A. Application-Level Proxy An application-level proxy (also known as an application firewall or application gateway) can inspect traffic at the application layer and enforce policies based on application-specific rules. This allows administrators to analyze traffic, block inappropriate websites, and log user activity for further analysis. It provides granular control over the traffic and is well-suited for these requirements.
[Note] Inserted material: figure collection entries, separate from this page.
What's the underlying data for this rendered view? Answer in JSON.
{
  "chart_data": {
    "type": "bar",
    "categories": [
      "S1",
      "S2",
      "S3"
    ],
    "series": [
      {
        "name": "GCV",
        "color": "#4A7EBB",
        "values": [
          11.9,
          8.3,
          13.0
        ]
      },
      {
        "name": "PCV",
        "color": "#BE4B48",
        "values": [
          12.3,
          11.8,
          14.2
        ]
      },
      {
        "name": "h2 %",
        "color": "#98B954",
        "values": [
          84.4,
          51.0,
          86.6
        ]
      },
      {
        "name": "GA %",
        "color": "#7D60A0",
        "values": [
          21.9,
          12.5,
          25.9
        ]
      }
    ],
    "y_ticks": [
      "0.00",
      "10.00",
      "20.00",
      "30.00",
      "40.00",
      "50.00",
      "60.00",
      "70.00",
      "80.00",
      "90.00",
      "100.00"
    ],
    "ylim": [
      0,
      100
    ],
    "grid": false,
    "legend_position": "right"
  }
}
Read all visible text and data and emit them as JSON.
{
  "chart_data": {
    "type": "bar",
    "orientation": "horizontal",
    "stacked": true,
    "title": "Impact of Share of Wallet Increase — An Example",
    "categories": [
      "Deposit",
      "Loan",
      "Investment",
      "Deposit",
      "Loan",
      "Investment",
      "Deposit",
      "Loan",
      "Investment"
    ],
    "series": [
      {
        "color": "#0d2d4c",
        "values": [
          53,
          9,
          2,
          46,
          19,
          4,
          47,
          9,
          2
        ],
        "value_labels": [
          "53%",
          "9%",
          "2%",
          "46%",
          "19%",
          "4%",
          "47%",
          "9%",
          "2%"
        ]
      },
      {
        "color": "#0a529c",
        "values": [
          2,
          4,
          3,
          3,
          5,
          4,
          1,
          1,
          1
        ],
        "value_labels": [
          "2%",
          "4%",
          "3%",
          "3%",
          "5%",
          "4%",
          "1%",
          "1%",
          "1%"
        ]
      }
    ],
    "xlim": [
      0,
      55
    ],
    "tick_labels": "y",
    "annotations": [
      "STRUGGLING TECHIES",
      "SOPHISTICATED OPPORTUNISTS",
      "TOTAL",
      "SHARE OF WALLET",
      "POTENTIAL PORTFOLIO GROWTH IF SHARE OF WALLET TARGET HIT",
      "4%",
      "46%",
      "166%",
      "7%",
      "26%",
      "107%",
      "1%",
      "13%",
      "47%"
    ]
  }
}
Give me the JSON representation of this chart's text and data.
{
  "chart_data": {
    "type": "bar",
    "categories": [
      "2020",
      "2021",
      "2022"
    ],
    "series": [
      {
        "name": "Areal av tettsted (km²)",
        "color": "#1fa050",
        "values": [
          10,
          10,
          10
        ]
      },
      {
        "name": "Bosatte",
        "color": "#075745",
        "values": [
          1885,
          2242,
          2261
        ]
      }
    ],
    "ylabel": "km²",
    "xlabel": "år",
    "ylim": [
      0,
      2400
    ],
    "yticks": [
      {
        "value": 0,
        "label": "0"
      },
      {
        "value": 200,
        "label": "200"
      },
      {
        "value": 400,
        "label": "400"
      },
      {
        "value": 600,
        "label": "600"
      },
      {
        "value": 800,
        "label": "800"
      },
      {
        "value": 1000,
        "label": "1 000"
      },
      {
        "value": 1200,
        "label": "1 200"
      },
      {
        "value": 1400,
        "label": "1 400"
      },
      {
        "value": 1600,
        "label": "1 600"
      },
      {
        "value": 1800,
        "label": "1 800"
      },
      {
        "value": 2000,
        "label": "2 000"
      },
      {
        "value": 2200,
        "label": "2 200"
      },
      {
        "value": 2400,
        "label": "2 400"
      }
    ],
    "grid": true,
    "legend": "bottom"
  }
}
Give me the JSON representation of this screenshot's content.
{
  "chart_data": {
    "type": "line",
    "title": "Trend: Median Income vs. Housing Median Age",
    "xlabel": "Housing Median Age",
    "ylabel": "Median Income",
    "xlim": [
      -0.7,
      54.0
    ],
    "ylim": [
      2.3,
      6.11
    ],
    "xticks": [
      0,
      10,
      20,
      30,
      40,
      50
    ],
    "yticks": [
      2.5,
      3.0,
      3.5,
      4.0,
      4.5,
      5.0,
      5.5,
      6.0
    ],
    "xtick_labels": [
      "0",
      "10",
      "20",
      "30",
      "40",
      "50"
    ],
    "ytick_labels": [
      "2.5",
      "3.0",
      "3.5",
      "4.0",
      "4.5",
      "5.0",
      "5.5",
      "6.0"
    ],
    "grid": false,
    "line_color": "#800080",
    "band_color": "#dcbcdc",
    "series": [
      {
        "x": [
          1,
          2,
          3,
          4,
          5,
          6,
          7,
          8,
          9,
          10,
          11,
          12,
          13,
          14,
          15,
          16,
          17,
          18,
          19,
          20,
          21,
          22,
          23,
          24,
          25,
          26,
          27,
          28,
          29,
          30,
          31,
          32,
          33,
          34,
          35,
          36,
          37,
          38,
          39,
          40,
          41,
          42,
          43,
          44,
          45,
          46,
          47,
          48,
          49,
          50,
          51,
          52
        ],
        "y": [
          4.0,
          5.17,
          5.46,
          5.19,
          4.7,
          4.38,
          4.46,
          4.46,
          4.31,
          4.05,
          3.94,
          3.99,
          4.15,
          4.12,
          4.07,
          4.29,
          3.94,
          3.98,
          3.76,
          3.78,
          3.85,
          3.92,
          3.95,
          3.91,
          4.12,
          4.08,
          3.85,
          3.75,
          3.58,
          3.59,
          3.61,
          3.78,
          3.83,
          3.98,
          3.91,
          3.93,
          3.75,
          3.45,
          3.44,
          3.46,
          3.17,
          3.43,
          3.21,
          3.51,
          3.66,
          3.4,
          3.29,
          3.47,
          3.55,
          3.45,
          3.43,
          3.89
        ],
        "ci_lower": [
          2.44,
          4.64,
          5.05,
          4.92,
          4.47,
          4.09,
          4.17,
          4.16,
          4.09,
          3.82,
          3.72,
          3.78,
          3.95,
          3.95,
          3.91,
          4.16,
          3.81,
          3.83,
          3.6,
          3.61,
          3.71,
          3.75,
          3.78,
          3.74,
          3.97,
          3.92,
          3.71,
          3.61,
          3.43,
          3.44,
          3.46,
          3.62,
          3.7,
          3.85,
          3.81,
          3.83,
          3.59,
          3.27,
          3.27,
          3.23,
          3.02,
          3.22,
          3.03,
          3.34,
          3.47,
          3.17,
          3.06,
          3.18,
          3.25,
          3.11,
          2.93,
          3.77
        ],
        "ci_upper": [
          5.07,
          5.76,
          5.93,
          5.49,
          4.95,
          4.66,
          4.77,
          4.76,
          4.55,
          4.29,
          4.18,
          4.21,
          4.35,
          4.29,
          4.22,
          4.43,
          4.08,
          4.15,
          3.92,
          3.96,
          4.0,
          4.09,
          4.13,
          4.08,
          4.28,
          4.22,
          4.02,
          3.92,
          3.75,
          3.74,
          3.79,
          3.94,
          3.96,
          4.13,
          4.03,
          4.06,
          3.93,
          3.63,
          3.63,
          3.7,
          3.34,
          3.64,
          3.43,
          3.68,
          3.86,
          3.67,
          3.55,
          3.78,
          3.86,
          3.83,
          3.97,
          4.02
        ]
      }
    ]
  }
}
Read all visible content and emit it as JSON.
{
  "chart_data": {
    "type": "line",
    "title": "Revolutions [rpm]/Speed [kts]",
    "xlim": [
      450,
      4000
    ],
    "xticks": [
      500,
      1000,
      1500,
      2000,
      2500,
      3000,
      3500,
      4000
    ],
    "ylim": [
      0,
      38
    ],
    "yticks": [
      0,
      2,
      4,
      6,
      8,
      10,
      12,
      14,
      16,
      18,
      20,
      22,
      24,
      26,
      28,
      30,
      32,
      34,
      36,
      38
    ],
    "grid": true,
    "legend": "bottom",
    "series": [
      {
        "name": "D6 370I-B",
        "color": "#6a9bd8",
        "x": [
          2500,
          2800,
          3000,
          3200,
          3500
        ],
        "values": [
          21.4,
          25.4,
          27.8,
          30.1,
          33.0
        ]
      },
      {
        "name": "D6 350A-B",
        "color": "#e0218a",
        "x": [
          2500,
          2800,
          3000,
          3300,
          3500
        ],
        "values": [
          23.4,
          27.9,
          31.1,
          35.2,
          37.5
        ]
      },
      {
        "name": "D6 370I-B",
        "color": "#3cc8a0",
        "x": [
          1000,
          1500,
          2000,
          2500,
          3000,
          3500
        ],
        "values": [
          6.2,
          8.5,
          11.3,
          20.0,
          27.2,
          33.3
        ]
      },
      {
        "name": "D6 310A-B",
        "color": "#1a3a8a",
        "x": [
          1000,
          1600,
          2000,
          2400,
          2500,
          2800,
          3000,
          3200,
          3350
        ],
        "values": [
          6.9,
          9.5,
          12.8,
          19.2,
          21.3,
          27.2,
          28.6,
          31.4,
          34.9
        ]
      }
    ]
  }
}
From a CISSP perspective, the solution that should be implemented to enable administrators the capability to analyze traffic, blacklist external sites, and log user traffic for later analysis is an Application-Level Proxy. An Application-Level Proxy operates at the application layer of the OSI model, allowing for deep inspection of network traffic. It can analyze traffic for protocol manipulation and various sorts of common attacks, while also allowing administrators to blacklist external sites and log user traffic for later analysis. Intrusion detection systems (IDS) are designed to detect and alert on malicious activity on the network, but they do not offer the same level of traffic analysis or control as an Application-Level Proxy. Host-based firewalls are designed to protect individual hosts from network attacks, but they do not offer the same level of network-wide control as a proxy. Circuit-level proxies do not offer the same level of traffic analysis or control as an Application-Level Proxy.

Host-based Firewall seems like a good fit here given that is calling out user behavior's e.g. blocking websites

We are talking about a webfilter here like ZScaler.

Answer is A. Confused me at 1st coz I thought it would be running on the actual application, but it's just a proxy server operating at the application layer of the OSI model.

Application proxies provide one of the most secure types of access you can have in a security gateway. An application proxy sits between the protected network and the network you want to be protected from. Every time an application makes a request, the application intercepts the request to the destination system.